The nurse is caring for a client diagnosed with status asthmaticus who is currently not receiving any medical treatment. Which risk factor should the nurse consider for this client? (Select all that apply.) A. Alkalosis B. Hypercapnia C. Anxiety D. Hyperresonance E. Hyporeflexia
Answer: B, C, D Rationale: The client who is not being treated for status asthmaticus is at risk for developing hypercapnia, hyperresonance, and anxiety. Acidosis occurs with status asthmaticus, not alkalosis. Hyporeflexia is not a condition that occurs if a client does not receive treatment for status asthmaticus.

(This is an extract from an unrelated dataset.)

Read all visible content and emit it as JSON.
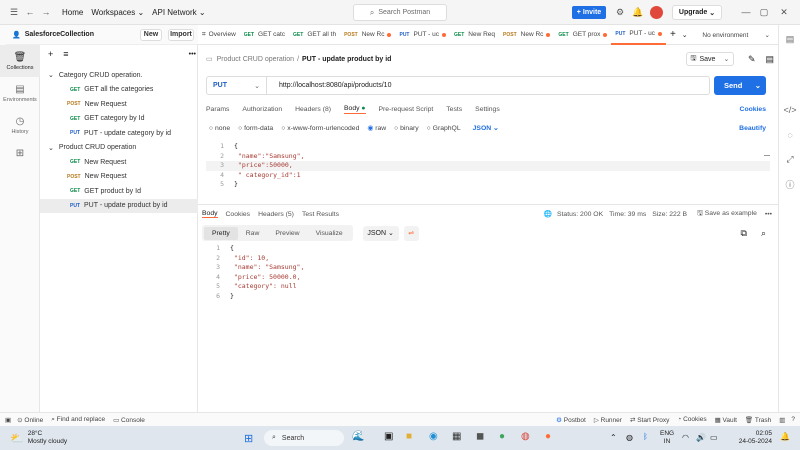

The nurse is teaching a client with asthma about peak flowmeter use. Which action by the client indicates that the teaching was successful? A. The client anticipates using montelukast for readings in the red zone. B. The client exhales slowly into the mouthpiece to obtain a reading. C. The client uses the albuterol inhaler for peak flow readings in the yellow zone. D. The client plans to contact the healthcare provider when the readings are in the green zone
Answer: C Rationale: Readings in the yellow zone indicate a decrease in peak flow that should be treated with a short-acting beta2-adrenergic medication such as albuterol. Readings in the green zone indicate good asthma control, so there is no need to contact the healthcare provider. The client should be taught to exhale quickly and forcefully through the peak flowmeter mouthpiece to obtain the readings. Readings in the red zone do not indicate good peak flow, and the client should take a fast-acting bronchodilator and call the healthcare provider for further instructions. Montelukast is not indicated for acute attacks but rather is used for maintenance therapy.
The nurse is evaluating the oxygenation status of a client during an asthma attack. Which diagnostic tool should be most useful for gathering this information? A. Cardiac monitor B. Chest x-ray C. Pulse oximetry D. Peak flowmeter
Answer: C Rationale: The nurse should use pulse oximetry to determine the client's oxygen saturation. The goal for treatment of an asthma attack is to keep the oxygen saturation greater than 90%. Viewing the heart rate and rhythm, chest x-ray, and knowing the measurements for the peak flow reading do not indicate if the client has good oxygenation status.
The nurse is discharging a client who is newly diagnosed with asthma. Which topic should the nurse include in the discharge teaching? (Select all that apply.) A. Side effects of theophylline B. Complications associated with oxygen therapy C. Self-administration of inhaled corticosteroids D. When to contact the healthcare provider E. How to use a peak flowmeter
Answer: C, D, E Rationale: The nurse should teach the client the use of the peak flowmeter and when to contact the healthcare provider. The use of inhaled corticosteroids is more effective in improving asthma than any other drug and is indicated for all clients with persistent asthma. The other therapies, such as oxygen and theophylline, are not expected treatments for asthma.
The nurse is evaluating the effectiveness of therapy for a client following treatment for an asthma attack. Which assessment finding is the best indicator that the therapy has been effective? A. No wheezing. B. Capillary refill is 2 seconds. C. Respiratory rate is 18 breaths/min. D. Oxygen saturation is 96%.
Answer: D Rationale: The goal for treatment of an asthma attack is to keep the oxygen saturation greater than 90%, so the reading of 96% indicates that the therapy has been effective. No wheezing heard on auscultation does not indicate good ventilation or oxygenation. The respiratory rate and capillary refill time appear within normal limits; however, these data can also occur when the client is too fatigued to continue with the increased work of breathing that is required in an asthma attack.